Bioconversion of wheat straw lignocellulosic sugars to ethanol by recombinant Escherichia coli

Abstract

Recombinant microorganisms are a promising alternative for production of bioethanol from sugars produced from lignocellulosic materials. In the present work, recombinant Escherichia coli FBR16 has been utilized to produce bioethanol from simulated glucose-xylose mixtures and wheat straw hydrolysates.
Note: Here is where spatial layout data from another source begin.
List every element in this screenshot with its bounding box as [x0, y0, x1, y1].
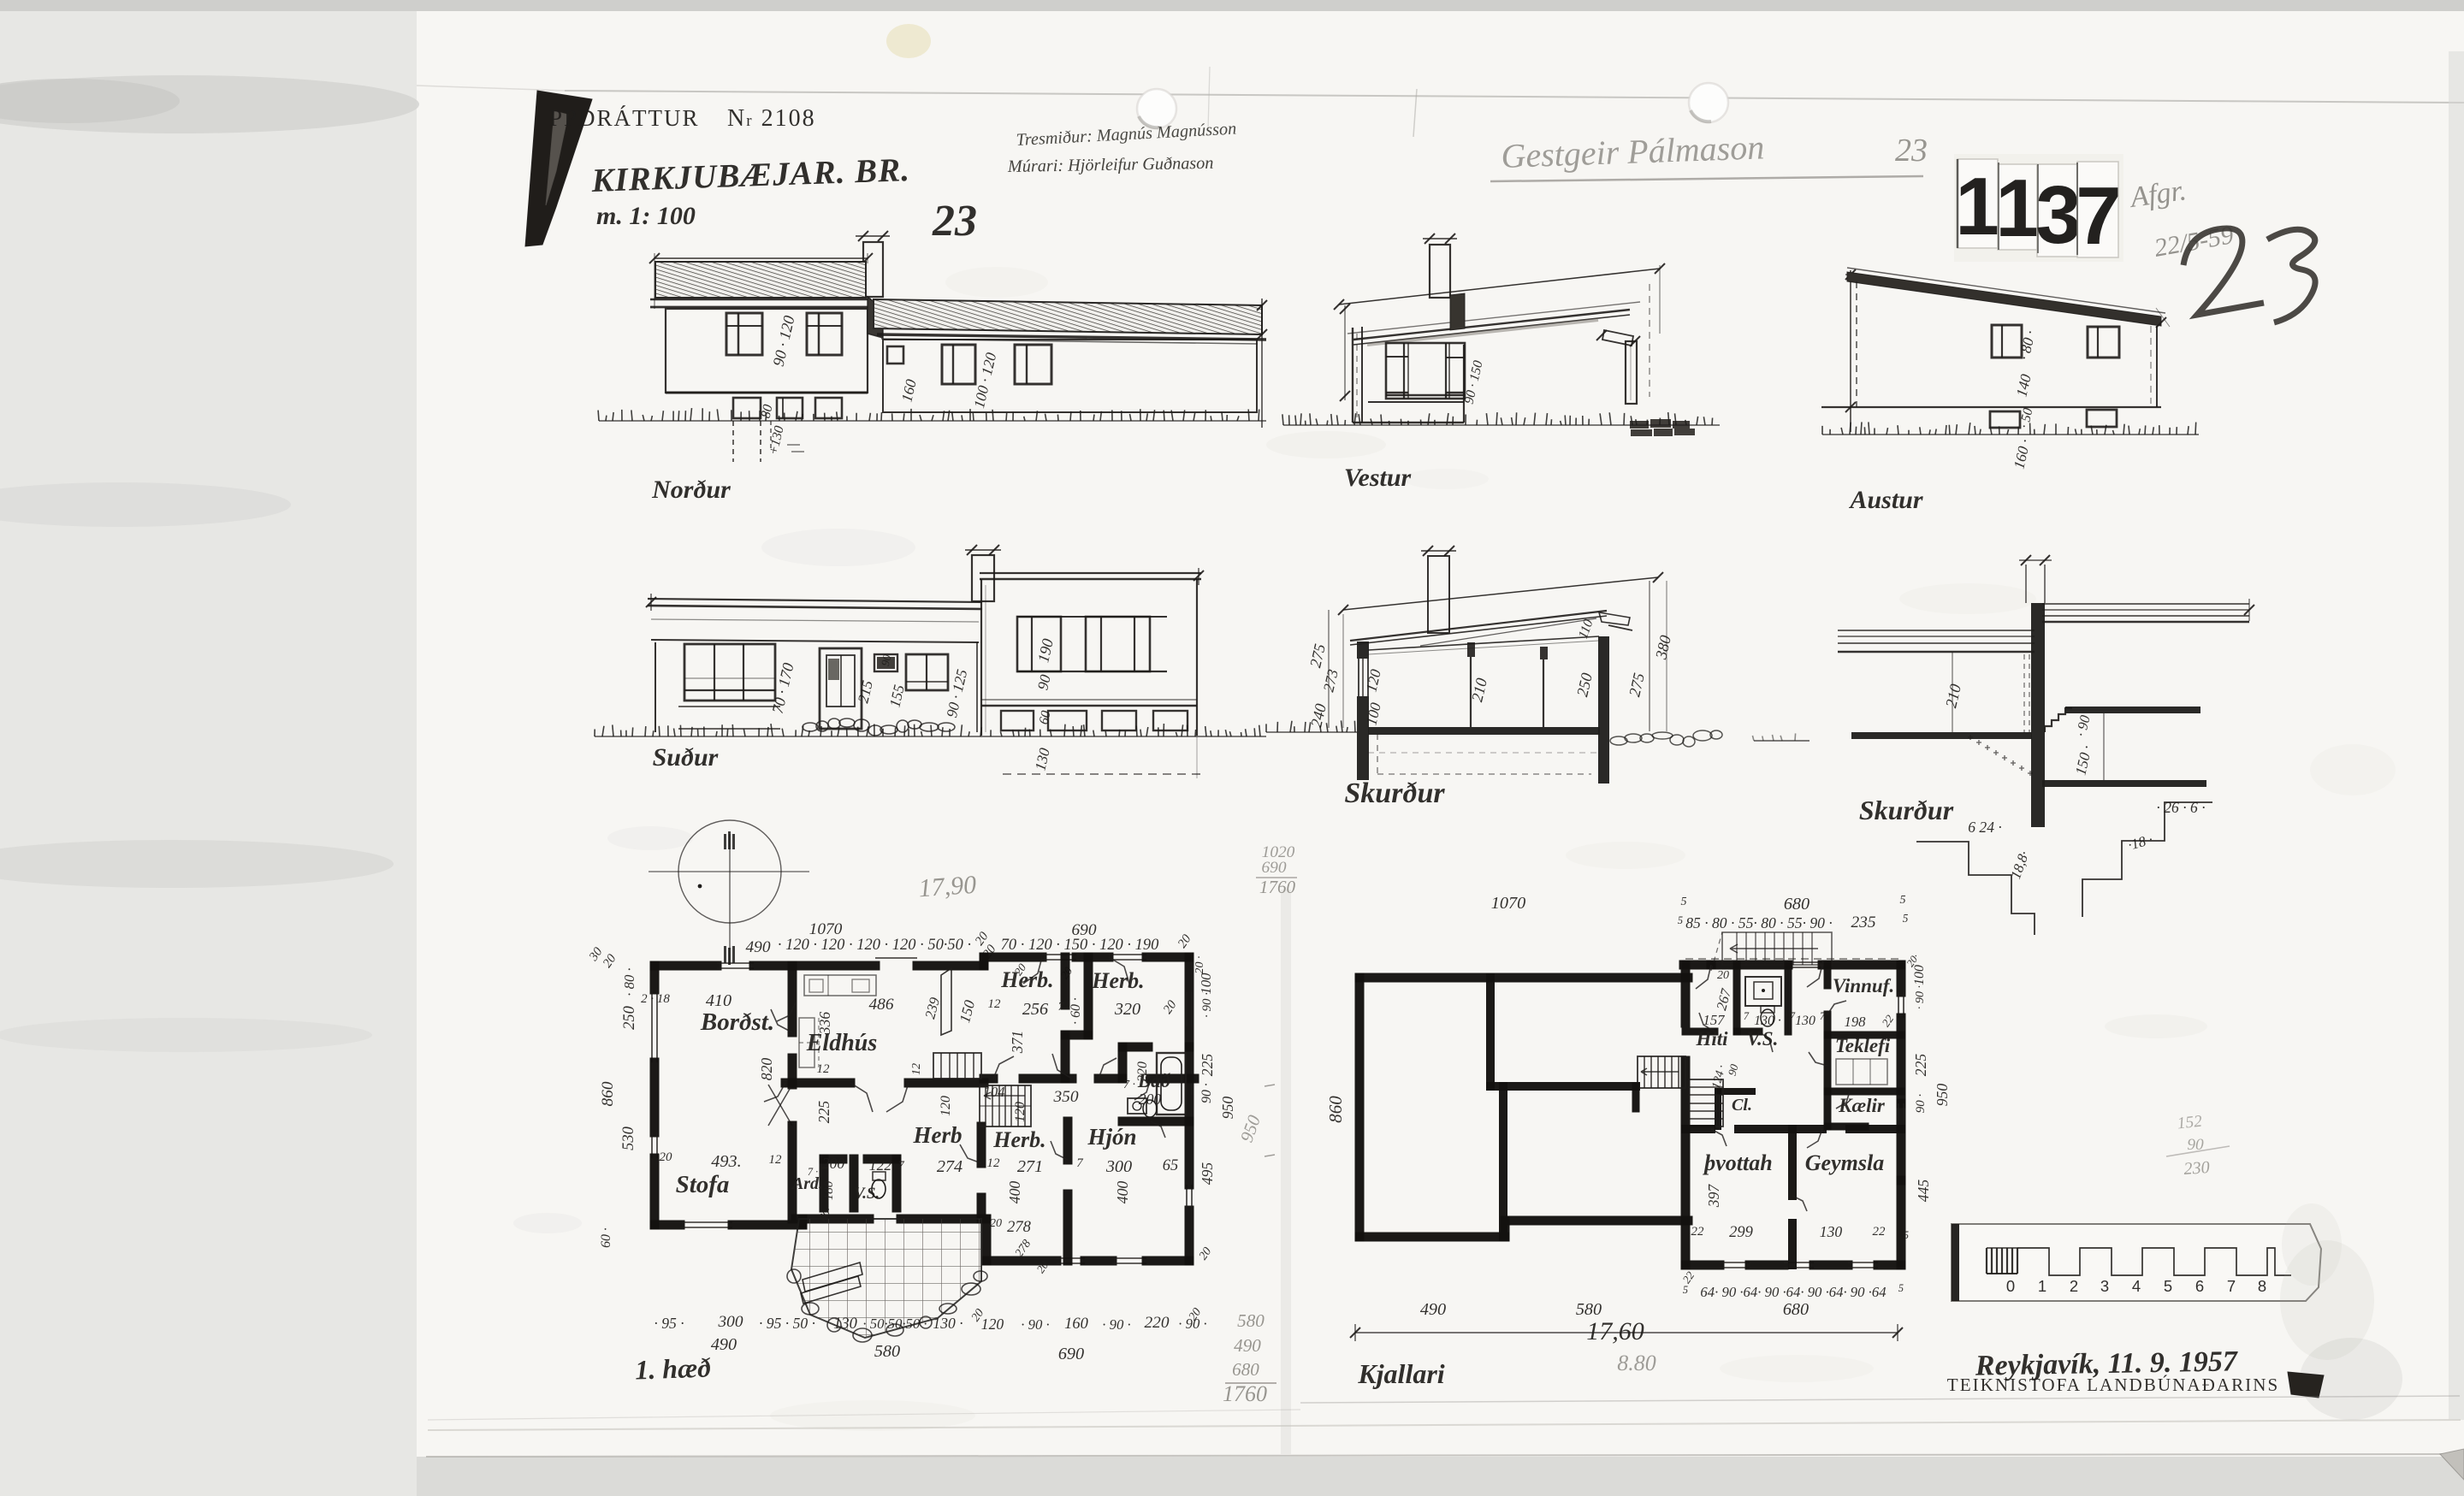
svg-text:6 24 ·: 6 24 · [1968, 819, 2002, 836]
svg-text:5: 5 [1680, 895, 1686, 908]
svg-text:3: 3 [2100, 1277, 2109, 1295]
svg-text:120: 120 [939, 1096, 953, 1116]
svg-text:12: 12 [817, 1062, 830, 1076]
svg-text:235: 235 [1851, 914, 1875, 931]
svg-text:130 ·: 130 · [933, 1315, 962, 1332]
svg-text:7: 7 [1076, 1156, 1083, 1170]
svg-text:120: 120 [981, 1316, 1004, 1333]
svg-text:495: 495 [1199, 1162, 1216, 1186]
svg-text:580: 580 [1576, 1300, 1602, 1319]
svg-text:5: 5 [1678, 914, 1683, 926]
svg-text:690: 690 [1261, 859, 1286, 877]
svg-text:180: 180 [822, 1180, 836, 1200]
svg-text:220: 220 [1135, 1061, 1150, 1082]
svg-text:17,60: 17,60 [1586, 1317, 1644, 1345]
svg-text:Borðst.: Borðst. [700, 1008, 774, 1036]
svg-text:PPDRÁTTUR: PPDRÁTTUR [549, 105, 700, 131]
svg-text:271: 271 [1017, 1157, 1043, 1176]
svg-text:Geymsla: Geymsla [1805, 1150, 1884, 1175]
svg-text:5: 5 [1903, 912, 1909, 925]
svg-text:680: 680 [1784, 895, 1810, 914]
svg-text:220: 220 [1144, 1314, 1169, 1332]
svg-text:· 90 ·: · 90 · [1913, 985, 1927, 1009]
svg-text:274: 274 [937, 1157, 962, 1176]
svg-text:490: 490 [1420, 1300, 1446, 1319]
svg-text:65: 65 [1163, 1156, 1178, 1174]
svg-text:· 90 ·: · 90 · [1021, 1316, 1049, 1333]
svg-text:680: 680 [1232, 1359, 1259, 1380]
svg-text:7 ·: 7 · [808, 1166, 818, 1178]
svg-text:7: 7 [1744, 1010, 1750, 1022]
svg-text:· 95 ·: · 95 · [654, 1315, 684, 1332]
svg-text:1070: 1070 [1491, 894, 1525, 913]
svg-text:Nr 2108: Nr 2108 [727, 105, 816, 132]
svg-text:397: 397 [1705, 1184, 1722, 1209]
svg-text:7: 7 [897, 1159, 904, 1173]
svg-text:1760: 1760 [1259, 877, 1296, 897]
svg-text:445: 445 [1915, 1180, 1932, 1203]
svg-text:8: 8 [2258, 1277, 2266, 1295]
svg-text:Teklefi: Teklefi [1835, 1035, 1891, 1056]
svg-text:299: 299 [1729, 1223, 1753, 1240]
svg-text:Austur: Austur [1848, 486, 1922, 514]
svg-text:680: 680 [1783, 1300, 1809, 1319]
svg-text:Hjón: Hjón [1087, 1124, 1136, 1150]
svg-text:Suður: Suður [653, 743, 719, 772]
svg-text:20 ·: 20 · [1193, 955, 1206, 973]
svg-text:5: 5 [1683, 1284, 1688, 1296]
svg-text:12: 12 [988, 997, 1001, 1011]
svg-text:64· 90 ·64· 90 ·64· 90 ·64· 90: 64· 90 ·64· 90 ·64· 90 ·64· 90 ·64 [1700, 1284, 1886, 1300]
svg-text:2: 2 [2070, 1277, 2078, 1295]
svg-text:Kjallari: Kjallari [1357, 1358, 1444, 1389]
svg-text:225: 225 [1912, 1054, 1929, 1077]
svg-text:70 · 120 · 150 · 120 · 190: 70 · 120 · 150 · 120 · 190 [1001, 936, 1159, 953]
svg-text:860: 860 [1325, 1096, 1346, 1123]
svg-text:130 ·: 130 · [1754, 1014, 1781, 1028]
svg-text:· 50·50·50 ·: · 50·50·50 · [862, 1316, 927, 1332]
svg-text:Cl.: Cl. [1732, 1096, 1752, 1115]
svg-text:Hiti: Hiti [1695, 1028, 1728, 1050]
svg-text:300: 300 [1105, 1157, 1132, 1176]
svg-text:160: 160 [1064, 1315, 1088, 1332]
svg-text:90 ·: 90 · [1914, 1094, 1928, 1113]
svg-text:198: 198 [1844, 1014, 1866, 1030]
svg-text:60 ·: 60 · [599, 1227, 613, 1248]
svg-text:7: 7 [1790, 1010, 1796, 1022]
svg-text:· 90 ·: · 90 · [1102, 1316, 1130, 1333]
svg-text:1. hæð: 1. hæð [635, 1351, 712, 1385]
svg-text:130: 130 [1820, 1223, 1843, 1240]
svg-text:100: 100 [1198, 973, 1214, 995]
svg-text:690: 690 [1058, 1345, 1084, 1363]
svg-text:3: 3 [2035, 169, 2081, 261]
svg-text:5: 5 [1899, 893, 1905, 907]
svg-text:950: 950 [1219, 1097, 1236, 1120]
svg-text:Herb: Herb [913, 1122, 962, 1148]
svg-text:7: 7 [2076, 170, 2121, 262]
svg-text:22: 22 [1873, 1225, 1886, 1239]
svg-text:6: 6 [2195, 1277, 2204, 1295]
svg-text:580: 580 [1237, 1310, 1265, 1331]
svg-text:7 ·: 7 · [1123, 1078, 1135, 1091]
svg-text:þvottah: þvottah [1702, 1150, 1772, 1175]
svg-text:· 95 · 50 ·: · 95 · 50 · [759, 1315, 815, 1332]
svg-text:20: 20 [660, 1150, 672, 1164]
svg-text:22: 22 [1691, 1225, 1704, 1239]
svg-text:5: 5 [2164, 1277, 2172, 1295]
svg-text:7: 7 [2227, 1277, 2236, 1295]
svg-text:17,90: 17,90 [918, 871, 978, 903]
svg-text:12: 12 [987, 1156, 1000, 1170]
svg-text:0: 0 [2006, 1277, 2015, 1295]
svg-text:Herb.: Herb. [992, 1127, 1045, 1152]
svg-text:Vinnuf.: Vinnuf. [1833, 975, 1894, 996]
svg-text:Skurður: Skurður [1344, 778, 1445, 809]
svg-text:12: 12 [909, 1063, 923, 1075]
svg-text:Vestur: Vestur [1344, 464, 1412, 492]
svg-text:1: 1 [2038, 1277, 2046, 1295]
svg-text:120: 120 [1013, 1102, 1028, 1122]
svg-text:410: 410 [706, 991, 732, 1010]
svg-text:200: 200 [822, 1155, 845, 1172]
svg-text:V.S.: V.S. [854, 1185, 880, 1203]
svg-text:Stofa: Stofa [676, 1171, 730, 1198]
svg-text:256: 256 [1022, 1000, 1049, 1019]
svg-text:950: 950 [1934, 1084, 1951, 1107]
svg-text:TEIKNISTOFA LANDBÚNAÐARINS: TEIKNISTOFA LANDBÚNAÐARINS [1947, 1375, 2279, 1395]
svg-text:320: 320 [1114, 1000, 1140, 1019]
svg-text:225: 225 [1199, 1054, 1216, 1077]
svg-text:7: 7 [1057, 1000, 1064, 1014]
svg-text:1: 1 [1955, 161, 2000, 252]
svg-text:· 26 · 6 ·: · 26 · 6 · [2156, 799, 2205, 816]
svg-text:Kælir: Kælir [1838, 1095, 1886, 1116]
svg-text:23: 23 [1895, 133, 1928, 169]
svg-text:104: 104 [983, 1084, 1004, 1100]
svg-text:200: 200 [1139, 1091, 1162, 1108]
svg-text:580: 580 [874, 1342, 900, 1361]
svg-text:490: 490 [745, 938, 770, 956]
svg-text:336: 336 [816, 1012, 833, 1036]
svg-text:· 90 ·: · 90 · [1200, 992, 1214, 1018]
svg-text:400: 400 [1114, 1181, 1131, 1204]
svg-text:90 ·: 90 · [1199, 1083, 1214, 1103]
svg-text:130: 130 [1795, 1014, 1815, 1028]
svg-text:· 120 · 120 · 120 · 120 · 50·5: · 120 · 120 · 120 · 120 · 50·50 · [778, 936, 971, 953]
svg-text:486: 486 [868, 996, 893, 1014]
svg-text:225: 225 [815, 1101, 832, 1124]
svg-text:5: 5 [1898, 1282, 1904, 1294]
svg-text:400: 400 [1006, 1181, 1023, 1204]
svg-text:Múrari: Hjörleifur Guðnason: Múrari: Hjörleifur Guðnason [1007, 154, 1214, 176]
svg-text:20: 20 [1717, 968, 1729, 982]
svg-text:Herb.: Herb. [1000, 967, 1053, 992]
svg-text:V.S.: V.S. [1747, 1028, 1779, 1050]
svg-text:1: 1 [1995, 163, 2040, 254]
svg-text:12: 12 [769, 1153, 782, 1167]
svg-text:5: 5 [1904, 1229, 1909, 1241]
svg-text:860: 860 [599, 1081, 617, 1106]
svg-text:490: 490 [1234, 1335, 1261, 1356]
svg-text:230: 230 [2183, 1158, 2211, 1179]
svg-text:Herb.: Herb. [1091, 968, 1144, 993]
svg-text:820: 820 [758, 1058, 775, 1081]
svg-text:300: 300 [717, 1313, 743, 1331]
svg-text:490: 490 [711, 1335, 737, 1354]
svg-text:250: 250 [620, 1006, 637, 1030]
svg-text:130: 130 [833, 1315, 857, 1332]
svg-text:7: 7 [1820, 1010, 1826, 1022]
svg-text:122: 122 [869, 1156, 892, 1174]
svg-text:85 · 80 · 55· 80 · 55· 90 ·: 85 · 80 · 55· 80 · 55· 90 · [1685, 914, 1833, 931]
svg-text:350: 350 [1052, 1088, 1078, 1106]
svg-text:Skurður: Skurður [1859, 795, 1954, 825]
svg-text:23: 23 [932, 197, 977, 245]
svg-text:· 60 ·: · 60 · [1069, 997, 1083, 1025]
svg-text:530: 530 [619, 1126, 637, 1150]
svg-text:371: 371 [1009, 1031, 1026, 1054]
svg-text:Norður: Norður [651, 476, 731, 504]
svg-text:152: 152 [2177, 1113, 2203, 1133]
svg-text:1760: 1760 [1223, 1381, 1267, 1406]
svg-text:m. 1: 100: m. 1: 100 [596, 202, 696, 230]
svg-text:8.80: 8.80 [1617, 1351, 1656, 1375]
svg-text:278: 278 [1007, 1218, 1031, 1235]
svg-text:493.: 493. [711, 1152, 741, 1171]
svg-text:20: 20 [990, 1216, 1002, 1230]
svg-text:· 80 ·: · 80 · [621, 967, 637, 996]
svg-text:4: 4 [2132, 1277, 2141, 1295]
Hydrolysates were produced by sequential treatment of dilute acid pretreatment at 180 °C for 7 min using 0.5% (v/v) H2SO4 and enzymatic saccharification using cellulase from Trichoderma reesei and β-glucosidase from Aspergillus niger. With increased concentration of glucose-xylose sugar mixtures, ethanol yield and volumetric ethanol productivity decreased. At 22 g/l, ethanol yield of 0.34 g/g and volumetric ethanol productivity of 0.36 g/l·h were obtained which reduced to only 0.19 g/g and 0.17 g/l·h, respectively, at 160 g/l glucose-xylose sugar mixture. Fermentation kinetic parameters were also estimated and it was found that values of parameters were highly dependent on initial sugar concentration. Furthermore, it was observed that E. coli FBR16 is capable of producing bioethanol from almost all lignocellulosic monomeric sugars, especially glucose and xylose. At 16.4 g/l lignocellulosic hydrolysate concentration, ethanol yield of 0.32 g/g and productivity of 0.24 g/l·h were obtained. In order to see the effect of lignocellulosic sugar concentration on ethanol production, hydrolysates were concentrated to 50 g/l from the original concentration of 16.4 g/l. E. coli FBR16 was able to ferment the increased sugar concentration as well; however decreased ethanol yield of 0.29 g/g and volumetric ethanol productivity of 0.17 g/l·h were obtained.